Se d’altro canto vi presentate per un colloquio in un contesto formale (una banca, un asset manager, un’assicurazione), un vestito formale sarà sempre il benvenuto. Come regola generale, potete prendere a modello il vostro manager attuale e vestirvi come lui – quando si presenta per un’occasione formale. È molto probabile che il vostro intervistatore abbia una seniority simile al vostro manager attuale, ed apprezzerà probabilmente in voi un dress code simile a quello che sceglie per se stesso. Inoltre, ispiradovi ad una figura di seniority (spesso anche anagrafica) più alta, proietterete un’immagine di una figura in crescita pronta ad apportare competenze anche superiori alla media dei vostri colleghi pari livello.

Forse saprete che una grande percentuale della comunicazione umana “empatica” transita da elementi non verbali.
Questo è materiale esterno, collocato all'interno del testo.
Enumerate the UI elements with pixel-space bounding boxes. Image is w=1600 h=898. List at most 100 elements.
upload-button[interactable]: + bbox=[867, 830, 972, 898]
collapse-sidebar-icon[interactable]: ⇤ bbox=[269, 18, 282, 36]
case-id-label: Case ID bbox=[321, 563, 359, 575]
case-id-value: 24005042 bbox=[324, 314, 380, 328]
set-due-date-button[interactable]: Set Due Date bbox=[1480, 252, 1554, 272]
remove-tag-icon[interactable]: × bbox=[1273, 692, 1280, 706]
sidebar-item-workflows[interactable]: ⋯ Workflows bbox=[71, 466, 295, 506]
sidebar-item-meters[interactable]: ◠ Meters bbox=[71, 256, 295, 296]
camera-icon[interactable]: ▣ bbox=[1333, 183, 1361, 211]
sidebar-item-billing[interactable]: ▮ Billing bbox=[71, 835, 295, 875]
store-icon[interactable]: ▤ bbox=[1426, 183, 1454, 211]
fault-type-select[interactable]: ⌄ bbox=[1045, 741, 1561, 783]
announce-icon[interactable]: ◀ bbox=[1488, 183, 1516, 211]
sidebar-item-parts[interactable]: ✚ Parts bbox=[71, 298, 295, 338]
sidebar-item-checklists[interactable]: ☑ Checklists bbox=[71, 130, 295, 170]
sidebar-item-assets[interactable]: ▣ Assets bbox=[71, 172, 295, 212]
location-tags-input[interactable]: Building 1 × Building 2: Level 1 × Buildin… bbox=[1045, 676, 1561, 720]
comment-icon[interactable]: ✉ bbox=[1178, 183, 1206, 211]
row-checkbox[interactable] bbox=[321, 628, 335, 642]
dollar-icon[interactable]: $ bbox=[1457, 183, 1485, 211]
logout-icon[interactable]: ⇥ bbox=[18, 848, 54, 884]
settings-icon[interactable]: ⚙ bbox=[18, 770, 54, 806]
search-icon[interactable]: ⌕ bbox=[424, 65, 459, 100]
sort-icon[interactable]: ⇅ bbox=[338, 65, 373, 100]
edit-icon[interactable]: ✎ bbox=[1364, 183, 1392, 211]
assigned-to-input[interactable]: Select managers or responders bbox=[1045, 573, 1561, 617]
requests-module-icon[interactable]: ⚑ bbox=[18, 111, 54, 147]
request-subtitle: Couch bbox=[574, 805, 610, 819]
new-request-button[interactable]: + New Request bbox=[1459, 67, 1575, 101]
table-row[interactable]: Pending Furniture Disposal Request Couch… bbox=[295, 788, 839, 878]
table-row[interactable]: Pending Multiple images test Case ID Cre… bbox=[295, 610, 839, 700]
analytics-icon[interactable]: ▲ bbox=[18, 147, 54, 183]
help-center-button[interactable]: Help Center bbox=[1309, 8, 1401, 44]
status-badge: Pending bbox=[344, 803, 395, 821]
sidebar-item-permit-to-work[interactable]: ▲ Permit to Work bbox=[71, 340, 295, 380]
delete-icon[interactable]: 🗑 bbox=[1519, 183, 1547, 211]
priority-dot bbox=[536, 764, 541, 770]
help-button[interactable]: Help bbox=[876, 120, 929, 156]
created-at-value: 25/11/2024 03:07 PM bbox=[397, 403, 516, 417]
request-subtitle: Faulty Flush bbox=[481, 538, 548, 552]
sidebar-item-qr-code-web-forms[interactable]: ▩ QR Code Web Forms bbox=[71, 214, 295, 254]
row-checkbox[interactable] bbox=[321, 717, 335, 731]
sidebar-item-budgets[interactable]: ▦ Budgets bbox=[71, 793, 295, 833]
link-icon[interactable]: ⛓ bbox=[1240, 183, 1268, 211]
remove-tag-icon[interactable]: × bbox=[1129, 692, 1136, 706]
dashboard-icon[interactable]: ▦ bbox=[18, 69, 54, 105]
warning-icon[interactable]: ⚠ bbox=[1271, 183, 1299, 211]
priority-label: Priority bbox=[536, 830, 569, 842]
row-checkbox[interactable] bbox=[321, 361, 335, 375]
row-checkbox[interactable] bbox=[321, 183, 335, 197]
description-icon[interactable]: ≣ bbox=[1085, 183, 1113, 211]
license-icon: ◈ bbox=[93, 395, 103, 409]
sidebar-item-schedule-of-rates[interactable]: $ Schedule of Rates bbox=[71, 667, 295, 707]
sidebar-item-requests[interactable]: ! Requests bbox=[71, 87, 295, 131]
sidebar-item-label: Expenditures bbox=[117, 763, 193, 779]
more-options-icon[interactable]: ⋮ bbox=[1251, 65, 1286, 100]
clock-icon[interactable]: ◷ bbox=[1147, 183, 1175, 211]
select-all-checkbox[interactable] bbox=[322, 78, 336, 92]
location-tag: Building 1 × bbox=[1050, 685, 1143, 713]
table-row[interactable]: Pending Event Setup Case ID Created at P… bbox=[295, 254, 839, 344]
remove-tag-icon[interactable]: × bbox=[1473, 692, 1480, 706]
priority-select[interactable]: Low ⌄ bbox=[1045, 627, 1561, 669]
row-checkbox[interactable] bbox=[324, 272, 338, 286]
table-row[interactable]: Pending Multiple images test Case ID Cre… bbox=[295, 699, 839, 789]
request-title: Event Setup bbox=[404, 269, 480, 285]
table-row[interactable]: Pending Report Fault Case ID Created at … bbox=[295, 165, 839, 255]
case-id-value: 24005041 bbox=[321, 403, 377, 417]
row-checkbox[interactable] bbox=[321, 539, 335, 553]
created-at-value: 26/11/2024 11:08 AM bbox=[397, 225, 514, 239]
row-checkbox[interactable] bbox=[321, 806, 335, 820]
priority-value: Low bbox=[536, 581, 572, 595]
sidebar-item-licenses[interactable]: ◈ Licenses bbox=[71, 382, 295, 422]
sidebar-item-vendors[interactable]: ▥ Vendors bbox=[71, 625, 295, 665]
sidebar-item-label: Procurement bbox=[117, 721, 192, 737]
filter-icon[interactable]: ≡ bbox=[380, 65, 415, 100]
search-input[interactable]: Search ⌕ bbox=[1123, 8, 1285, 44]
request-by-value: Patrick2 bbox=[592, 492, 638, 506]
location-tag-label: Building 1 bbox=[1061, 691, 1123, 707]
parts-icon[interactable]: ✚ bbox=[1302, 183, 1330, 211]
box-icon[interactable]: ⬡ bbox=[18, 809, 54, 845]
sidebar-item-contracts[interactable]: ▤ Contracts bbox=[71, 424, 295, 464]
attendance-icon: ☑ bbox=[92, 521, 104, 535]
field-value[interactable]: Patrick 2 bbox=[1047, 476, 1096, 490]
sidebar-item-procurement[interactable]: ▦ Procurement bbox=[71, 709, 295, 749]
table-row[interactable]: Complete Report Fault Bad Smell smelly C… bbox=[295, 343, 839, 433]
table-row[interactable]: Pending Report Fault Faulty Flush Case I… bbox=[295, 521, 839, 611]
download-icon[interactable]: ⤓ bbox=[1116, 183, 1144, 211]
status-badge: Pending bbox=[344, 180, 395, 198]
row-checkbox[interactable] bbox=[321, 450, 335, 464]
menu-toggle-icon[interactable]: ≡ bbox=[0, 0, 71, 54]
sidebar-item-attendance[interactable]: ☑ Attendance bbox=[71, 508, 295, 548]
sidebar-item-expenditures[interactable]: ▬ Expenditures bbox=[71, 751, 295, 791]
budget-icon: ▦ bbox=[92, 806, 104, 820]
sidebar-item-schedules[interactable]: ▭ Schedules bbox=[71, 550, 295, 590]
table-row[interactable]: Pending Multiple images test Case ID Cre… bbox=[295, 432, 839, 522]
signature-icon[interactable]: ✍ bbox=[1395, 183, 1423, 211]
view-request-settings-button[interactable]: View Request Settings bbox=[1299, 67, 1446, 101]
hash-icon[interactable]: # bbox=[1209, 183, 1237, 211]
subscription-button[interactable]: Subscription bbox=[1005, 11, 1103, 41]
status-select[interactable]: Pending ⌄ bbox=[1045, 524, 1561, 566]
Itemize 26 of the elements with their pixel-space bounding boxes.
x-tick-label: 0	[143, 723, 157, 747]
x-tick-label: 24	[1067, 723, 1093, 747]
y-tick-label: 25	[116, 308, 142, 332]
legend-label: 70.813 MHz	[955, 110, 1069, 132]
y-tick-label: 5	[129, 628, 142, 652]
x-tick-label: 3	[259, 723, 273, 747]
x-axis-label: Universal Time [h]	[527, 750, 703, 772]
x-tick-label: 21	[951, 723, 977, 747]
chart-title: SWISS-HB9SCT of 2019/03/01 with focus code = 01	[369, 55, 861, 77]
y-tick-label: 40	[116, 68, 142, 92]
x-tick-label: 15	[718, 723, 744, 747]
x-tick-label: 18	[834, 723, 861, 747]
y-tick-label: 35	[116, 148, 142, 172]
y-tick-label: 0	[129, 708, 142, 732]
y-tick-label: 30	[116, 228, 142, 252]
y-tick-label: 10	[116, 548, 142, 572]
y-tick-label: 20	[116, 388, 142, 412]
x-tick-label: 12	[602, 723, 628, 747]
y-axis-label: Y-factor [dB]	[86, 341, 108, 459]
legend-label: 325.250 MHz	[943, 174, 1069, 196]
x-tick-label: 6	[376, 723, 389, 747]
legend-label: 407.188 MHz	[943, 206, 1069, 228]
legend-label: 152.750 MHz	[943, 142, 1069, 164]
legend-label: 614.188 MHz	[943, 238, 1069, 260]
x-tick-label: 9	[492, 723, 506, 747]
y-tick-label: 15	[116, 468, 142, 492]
Una parte minore passa dal tono e dalla cadenza della voce, ed una parte ancora minore è comunicata dalle pure parole.

Se è vero che non vale la pena di focalizzarsi eccessivamente sul body language (che essendo un processo inconscio, per lo più funziona “da sé”), è però possibile adottare con facilità alcuni accorgimenti onde evitare incongruenze comunicative tra ciò che dite ed il modo in cui vi muovete quando va “in scena” il colloquio.

La prima e più ovvia delle regole è: ricordatevi di sorridere. Questa piccola azione metterà a suo agio l’interlocutore e vi farà sentire più distesi e pronti ad aprirvi.

Tipicamente, più vi sentirete a vostro agio più tederete a guardare negli occhi gli interlocutori. Per questo vale anche l’inverso: se guardate negli occhi gli interlocutori, vi sentirete maggiormente a vostro agio e trasmetterete una sensazione di calma, confidenza e controllo. È chiaramente sempre importante non esagerare e calibrarsi sull’interlocutore (cfr. in seguito).

Cercate di mantenere sempre un allineamento tra la comunicazione verbale e quella non verbale. Ad esempio, se fate un’affermazione positiva, non scuotete la testa. Scuotetela invece per enfatizzare una negazione. 

Spesso viene messo in risalto come gesti quali incrociare le gambe o le braccia abbiano un carattere difensivo e vengono inconsciamente interpretati come possibili segni di insicurezza. Questa regola ha tuttavia un’eccezione, che rientra nel seguente, importantissimo, punto: 

Cercate di calibrarvi sul body language e sullo stile comunicativo dell’interlocutore. Osservate: si muove velocemente o lentamente? Parla rapidamente o pesa ogni singola parola? Sussurra o parla in modo deciso e scandito?

Solitamente, ognuno adatta lo stile che ritiene più opportuno. Se modulerete quindi (senza esagerare, ovviamente) il vostro stile di comunicazione non verbale su quello dell’interlocutore, questi non potrà che avere l’impressione che sappiate atteggiarvi in modo opportuno rispetto alla situazione!

Venendo quindi al punto precedente: se accavalla le gambe o incrocia le braccia, durante la conversazione potrete fare lo stesso. Allo stesso modo, se tiene le mani aperte sulla scrivania (solitamente, segno di auto-confidenza) o le tiene incrociate , con il giusto tatto potrete imitarlo per creare sintonia emotiva. 

Tornando alla sintonia tra comunicazione verbale e non verbale, guardate inoltre quanto l’intervistatore utilizza la comunicazione non verbale. Tipicamente, nei paesi del Nord Europa, ci si avvale meno della gestualità rispetto ai paesi del Sud Europa (pensate, ad esempio, ad un documentario di Alberto Angela!). Dove si posiziona il vostro interlocutore in una scala tra una statua umana ed una persona che si esprima per gesti? Datevi una risposta e calibrate la vostra gestualità di conseguenza. 

Utilizzando questi piccoli accorgimenti, avrete degli alleati di grande impatto per trasformare il vostro prossimo colloquio in un sicuro successo.